Set up an automated email campaign to get the customer’s attention and bring them back around. If that doesn’t work, a customer success agent could check in with them over the phone.
A customer hasn’t completed onboarding.
Drip emails throughout the onboarding process are always a good idea. If you have a campaign in place but customers are still falling off midway, set up a second layer of automate emails. Tailor these to where the customer fell off the onboarding path. Remind the customer of the major benefits of your product and their potential when using it.
A customer isn’t using key features.
Closely tied to the drip emails during onboarding, this string of emails serves as ongoing customer education. Ideally the customer would receive emails only about the features that they’ve neglected.
A customer stops contacting Support.
If a customer who actively contacted support suddenly goes silent, it makes you wonder whether they stopped seeing the point in seeking help or answers. Here it’s a good idea to send a quick email or make a quick phone call, just to check in and make sure everything is going well.
A customer has routine payment problems (consecutive late payments or service suspensions).
This is a sensitive subject, and one you should approach with care. Payment problems could indicate financial trouble, or just an expired/cancelled credit card. If it’s the latter, you should set up a series of dunning emails, designed to remind the customer to update their billing information.
A customer recently submitted an NPS of 6 or lower.
Personal conversation, all the way. The customer is paying you money, and they’re unhappy. Hear them out — they will feel better, and you will have learned a lot about them as a consumer and also about your product.
A customer’s point-of-contact changes.
Have a conversation with the new point-of-contact. Get to know them and their objectives in their new role. Of course they’ll know your aim is to resell your product and keep them as a customer, but it doesn’t need to be a sales call. Make the heart of the conversation about understanding their needs — and then demonstrate how your product could help.
Business or economic changes within the customer
A young company pivots; a customer is opening to new market segments; they get a new round of funding and plan to grow like crazy: All of these scenarios could lead to a shift in their business needs, which could be a shift away from your product. Keep your eye out for other red flags, too, and touch base with the customer.
Address a red flag as soon as you see it — which might actually be before the customer even thinks of cancelling.
Pay attention to what’s beneath the red flags, too.
Some churn might be a larger pattern in your customers’ lifecycles. Segmenting your customers into cohorts may reveal underlying issues that require more systemic solutions, more fundamental changes.
A big portion of customers always cancels in their fourth month? Retention not doing so hot with a particular vertical? Now you know there are some kinks in your product (or in how it’s sold, or in how these particular customers use it) — and while you work on smoothing those kinks internally, you can focus customer success on these at-risk cohorts to preempt any cancellations.

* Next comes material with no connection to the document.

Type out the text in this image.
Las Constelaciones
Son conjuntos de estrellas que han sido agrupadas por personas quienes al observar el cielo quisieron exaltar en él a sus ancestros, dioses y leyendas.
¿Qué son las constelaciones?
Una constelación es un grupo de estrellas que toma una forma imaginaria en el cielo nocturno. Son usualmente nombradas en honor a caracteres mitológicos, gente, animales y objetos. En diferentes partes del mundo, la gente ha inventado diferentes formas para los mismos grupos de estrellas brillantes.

Ultimately, predicting and preventing churn comes down to understanding people’s behavior. What is the behavior of your happy, long-term customers? What do they have in common? Pay attention to whatever doesn’t fit that mold, to whomever behaves differently. Figure out ways to help them find more success with your product individually, or implement sustainable and scalable solutions on your end that can address a broad segment.
Through being so proactive with at-risk accounts, you’ll understand more innately your customers’ reasons for churn. You’ll learn how to prevent these reasons. You’ll build this prevention into the product itself, or make it a normal part of your customer success workflow. Your product will be better, and your team will be smarter; both will be more responsive to your customers’ needs. And so your customers will be more satisfied, and they’ll stay on board. And you will all… live… happily ever after.